Several cytokines have been shown to affect NK cell proliferation and cytolytic activity. Of these, IFN-γ, produced by activated T cells and NK cells, in conjunction with other cytokines such as IL-12, is thought to enhance the cytolytic activity of NK cells to attach and kill tumor cells [17-19], indicating that oral administration of JTT into mice increases the levels of cytokines, including IFN-γ and IL-12 in the lung tissues and results in prevention of tumor cell colony formation. On the other hand, the present results also open the question that whether IFN-γ or IL-12 is important for the development of the ability to prevent tumor metastasis observed in JTT-treated mice. The present results indicate that administration of neutralizing anti-IFN-γ mAb could not abrogate the suppressive activity of JTT on tumor cell metastasis. However, administration of amrinone, which cause specific suppression of IL-12 production [20], caused complete elimination of the ability of JTT to prevent tumor metastasis in the lung. These results strongly suggest that IL-12 is the main mediator in the development of inhibitory action on tumor metastasis observed in mice treated with JTT.
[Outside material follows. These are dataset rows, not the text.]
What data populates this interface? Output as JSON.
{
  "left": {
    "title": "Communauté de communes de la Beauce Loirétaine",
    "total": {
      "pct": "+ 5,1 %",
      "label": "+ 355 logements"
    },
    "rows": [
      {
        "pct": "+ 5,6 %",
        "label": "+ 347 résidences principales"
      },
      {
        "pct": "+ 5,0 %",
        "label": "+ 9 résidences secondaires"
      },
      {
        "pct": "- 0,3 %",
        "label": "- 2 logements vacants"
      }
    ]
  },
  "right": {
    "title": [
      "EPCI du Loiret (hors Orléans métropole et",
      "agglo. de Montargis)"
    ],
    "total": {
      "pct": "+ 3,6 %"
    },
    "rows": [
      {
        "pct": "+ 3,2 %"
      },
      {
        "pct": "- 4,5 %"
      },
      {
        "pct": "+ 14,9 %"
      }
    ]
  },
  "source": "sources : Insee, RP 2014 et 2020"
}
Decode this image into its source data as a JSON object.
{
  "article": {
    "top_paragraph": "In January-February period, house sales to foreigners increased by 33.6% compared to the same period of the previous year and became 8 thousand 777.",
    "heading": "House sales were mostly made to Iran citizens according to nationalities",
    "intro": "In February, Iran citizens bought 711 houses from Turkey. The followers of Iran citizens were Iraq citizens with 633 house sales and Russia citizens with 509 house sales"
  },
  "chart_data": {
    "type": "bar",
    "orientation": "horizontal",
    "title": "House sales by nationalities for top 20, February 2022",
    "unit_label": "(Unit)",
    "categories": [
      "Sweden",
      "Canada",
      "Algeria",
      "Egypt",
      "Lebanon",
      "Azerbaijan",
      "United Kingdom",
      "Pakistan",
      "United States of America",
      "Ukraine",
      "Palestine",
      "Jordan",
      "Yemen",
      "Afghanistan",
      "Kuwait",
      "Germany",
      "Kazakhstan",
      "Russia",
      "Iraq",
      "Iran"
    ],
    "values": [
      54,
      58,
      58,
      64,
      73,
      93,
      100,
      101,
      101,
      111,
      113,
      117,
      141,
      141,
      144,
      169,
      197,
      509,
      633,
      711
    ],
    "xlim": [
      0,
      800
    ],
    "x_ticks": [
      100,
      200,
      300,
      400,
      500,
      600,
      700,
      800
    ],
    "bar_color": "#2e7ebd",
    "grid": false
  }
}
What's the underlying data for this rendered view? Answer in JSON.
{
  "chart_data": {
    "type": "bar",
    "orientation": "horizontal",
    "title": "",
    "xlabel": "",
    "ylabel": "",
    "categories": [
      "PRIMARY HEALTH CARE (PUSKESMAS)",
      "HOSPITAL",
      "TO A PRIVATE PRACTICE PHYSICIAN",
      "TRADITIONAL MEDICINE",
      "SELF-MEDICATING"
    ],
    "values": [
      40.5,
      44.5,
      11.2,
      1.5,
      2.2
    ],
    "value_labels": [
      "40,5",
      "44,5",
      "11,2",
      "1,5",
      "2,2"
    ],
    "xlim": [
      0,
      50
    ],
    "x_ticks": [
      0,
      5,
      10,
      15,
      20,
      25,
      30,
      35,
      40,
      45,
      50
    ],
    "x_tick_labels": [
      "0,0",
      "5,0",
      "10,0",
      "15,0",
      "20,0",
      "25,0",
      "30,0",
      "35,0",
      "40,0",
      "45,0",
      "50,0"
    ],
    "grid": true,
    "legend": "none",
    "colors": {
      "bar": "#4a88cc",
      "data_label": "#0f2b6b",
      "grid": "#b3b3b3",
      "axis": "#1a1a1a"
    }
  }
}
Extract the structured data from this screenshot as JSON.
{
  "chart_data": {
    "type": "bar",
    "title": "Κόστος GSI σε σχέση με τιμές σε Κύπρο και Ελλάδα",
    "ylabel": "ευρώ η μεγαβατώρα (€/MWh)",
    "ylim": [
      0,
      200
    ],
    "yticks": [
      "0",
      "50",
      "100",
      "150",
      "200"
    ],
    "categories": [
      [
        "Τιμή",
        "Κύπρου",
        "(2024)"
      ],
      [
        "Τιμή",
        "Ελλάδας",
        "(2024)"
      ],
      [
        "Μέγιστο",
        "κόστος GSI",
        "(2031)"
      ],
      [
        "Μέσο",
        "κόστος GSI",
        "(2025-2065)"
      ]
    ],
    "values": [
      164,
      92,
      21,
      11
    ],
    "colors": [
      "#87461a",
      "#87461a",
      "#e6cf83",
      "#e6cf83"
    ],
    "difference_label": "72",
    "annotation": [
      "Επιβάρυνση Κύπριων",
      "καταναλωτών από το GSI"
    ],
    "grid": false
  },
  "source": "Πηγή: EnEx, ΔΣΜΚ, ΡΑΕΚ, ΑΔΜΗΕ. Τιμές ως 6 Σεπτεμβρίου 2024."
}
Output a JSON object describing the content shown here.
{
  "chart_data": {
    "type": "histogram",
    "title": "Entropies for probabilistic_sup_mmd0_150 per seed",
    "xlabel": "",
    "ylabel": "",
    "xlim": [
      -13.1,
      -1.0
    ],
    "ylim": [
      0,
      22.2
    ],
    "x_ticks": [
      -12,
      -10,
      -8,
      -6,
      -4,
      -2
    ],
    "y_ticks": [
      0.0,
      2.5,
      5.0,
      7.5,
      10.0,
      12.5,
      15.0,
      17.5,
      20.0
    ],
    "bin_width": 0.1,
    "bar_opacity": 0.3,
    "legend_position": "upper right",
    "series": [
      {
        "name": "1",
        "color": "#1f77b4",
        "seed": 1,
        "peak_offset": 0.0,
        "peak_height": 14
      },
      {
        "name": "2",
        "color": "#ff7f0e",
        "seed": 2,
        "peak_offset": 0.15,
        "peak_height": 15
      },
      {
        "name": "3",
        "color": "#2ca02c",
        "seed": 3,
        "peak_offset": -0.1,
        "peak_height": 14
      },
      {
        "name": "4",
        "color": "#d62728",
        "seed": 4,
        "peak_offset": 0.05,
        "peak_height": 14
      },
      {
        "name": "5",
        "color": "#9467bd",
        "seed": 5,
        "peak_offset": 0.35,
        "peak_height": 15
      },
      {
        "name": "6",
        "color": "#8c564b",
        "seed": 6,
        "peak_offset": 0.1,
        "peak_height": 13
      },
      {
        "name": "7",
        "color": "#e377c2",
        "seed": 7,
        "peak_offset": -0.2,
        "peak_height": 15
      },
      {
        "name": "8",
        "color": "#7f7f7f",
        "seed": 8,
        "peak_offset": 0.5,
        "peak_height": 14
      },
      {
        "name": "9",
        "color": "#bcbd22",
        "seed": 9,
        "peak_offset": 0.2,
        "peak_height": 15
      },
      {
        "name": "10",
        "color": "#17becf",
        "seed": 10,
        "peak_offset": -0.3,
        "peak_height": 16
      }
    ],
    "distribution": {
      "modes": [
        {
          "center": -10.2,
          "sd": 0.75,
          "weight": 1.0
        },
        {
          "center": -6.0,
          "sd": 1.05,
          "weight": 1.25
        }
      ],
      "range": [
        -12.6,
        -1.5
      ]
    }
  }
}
Although the present results indicated that JTT exerts the protective effects on tumor cell metastasis through enhancement of IL-12 production and NK cell activation, the component of JTT which shows immuno-modulatory effects, is not defined. There is evidence that oral administration of extracts from A. radix, a component of JTT, could enhance the ability of cells to produce several types of cytokines, which increase NK and NKT cell activity [21, 22]. It is also observed that A. radix directly activate NK cells to kill tumor cells in vitro [22-24], suggesting that A. radix is the most important component of JTT to prevent tumor cell metastasis. Further experiments are required to delineate the component, showing the suppressive activity of tumor cell metastasis in vivo.

The conclusions re-stated are as follows: (i) JTT could prevent tumor cell metastasis through the enhancement of NK cell activity, and (ii) This activity of JTT may be owing, in part, to its ability to increase in IL-12 production.